Um, no, actually, they aren't. Fingerprints are clearly more visible on glossy surfaces. I have to look carefully to spot fingerprints and smudges on my 19" Samsung matte monitor. Fingerprints on glossy screens are readily visible from a good distance.
I thought we all learned this back in the days of CRT monitors, especially the ones with glossy tinted glass panels in front of the picture tube.
If you're in an environment sodden with flourescent lights/windows, then I agree. However, in most averagely-lit situations, it's perfectly fine.
Maybe if you live in your parents' unlit basement it would be OK, but a large monitor like the one on a 24" iMac can generate enough illumination of its own to make reflections and glare an issue even in a dark room. The glossy screen also screws up color rendition, and as I think I already mentioned the gray levels on this monitor were pretty crummy.
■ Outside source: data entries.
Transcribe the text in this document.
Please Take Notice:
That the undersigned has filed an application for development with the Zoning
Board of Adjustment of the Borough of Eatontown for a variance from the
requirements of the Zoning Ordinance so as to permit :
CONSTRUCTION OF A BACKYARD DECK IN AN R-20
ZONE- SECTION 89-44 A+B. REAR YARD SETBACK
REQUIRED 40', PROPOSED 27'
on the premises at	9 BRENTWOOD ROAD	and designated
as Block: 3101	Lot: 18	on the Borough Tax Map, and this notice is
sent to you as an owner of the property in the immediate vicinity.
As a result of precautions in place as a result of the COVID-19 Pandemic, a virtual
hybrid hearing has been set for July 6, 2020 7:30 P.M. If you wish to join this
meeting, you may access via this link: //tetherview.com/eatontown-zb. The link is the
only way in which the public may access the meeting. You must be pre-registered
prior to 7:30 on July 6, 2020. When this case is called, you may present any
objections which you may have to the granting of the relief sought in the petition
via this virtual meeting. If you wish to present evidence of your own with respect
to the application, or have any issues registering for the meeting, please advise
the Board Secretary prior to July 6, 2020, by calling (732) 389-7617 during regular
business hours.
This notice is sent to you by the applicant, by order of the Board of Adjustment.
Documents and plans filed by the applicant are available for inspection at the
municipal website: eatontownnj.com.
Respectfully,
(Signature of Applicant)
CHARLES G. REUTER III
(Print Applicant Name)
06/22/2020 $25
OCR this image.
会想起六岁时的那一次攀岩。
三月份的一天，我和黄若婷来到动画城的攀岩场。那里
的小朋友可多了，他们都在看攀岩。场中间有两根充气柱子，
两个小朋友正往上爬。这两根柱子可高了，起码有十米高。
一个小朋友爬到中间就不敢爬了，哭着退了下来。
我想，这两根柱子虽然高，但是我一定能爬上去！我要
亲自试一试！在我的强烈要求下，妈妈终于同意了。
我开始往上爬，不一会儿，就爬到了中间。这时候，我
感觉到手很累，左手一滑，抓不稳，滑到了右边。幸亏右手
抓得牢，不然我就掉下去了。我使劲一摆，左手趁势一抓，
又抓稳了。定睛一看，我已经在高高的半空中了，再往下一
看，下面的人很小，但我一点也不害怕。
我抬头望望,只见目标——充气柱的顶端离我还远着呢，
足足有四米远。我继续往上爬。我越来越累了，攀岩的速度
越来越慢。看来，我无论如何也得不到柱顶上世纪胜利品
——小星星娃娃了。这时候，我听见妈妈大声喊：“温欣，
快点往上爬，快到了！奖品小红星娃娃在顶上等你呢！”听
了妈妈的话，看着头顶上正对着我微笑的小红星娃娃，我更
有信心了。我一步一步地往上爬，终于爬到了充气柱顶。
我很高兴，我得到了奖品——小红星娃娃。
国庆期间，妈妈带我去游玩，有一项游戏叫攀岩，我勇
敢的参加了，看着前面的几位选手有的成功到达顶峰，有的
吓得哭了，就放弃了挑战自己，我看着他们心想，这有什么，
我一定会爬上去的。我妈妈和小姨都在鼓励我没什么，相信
Shockingly so.
Who the hell uses the internal speakers?!
Um, people who don't want their desktop and workspace cluttered up with speakers, cables, volume controls, power supplies and other junk. If I wanted that rat's nest of mismatched cables, I'd save $500 - $700 and just buy a desktop PC from Dell or HP.
You whine too much.
No, I'm just not impressed by an already-outdated hardware "upgrade" and a visually unappealing (and in many cases impractical) design. In many if not most respects, the "new" iMac feels like a downgrade from the existing model, not an upgrade. The graphics card actually is a downgrade from what I can determine, and they've taken away the ability to replace it, the way you could in the existing 24" iMac.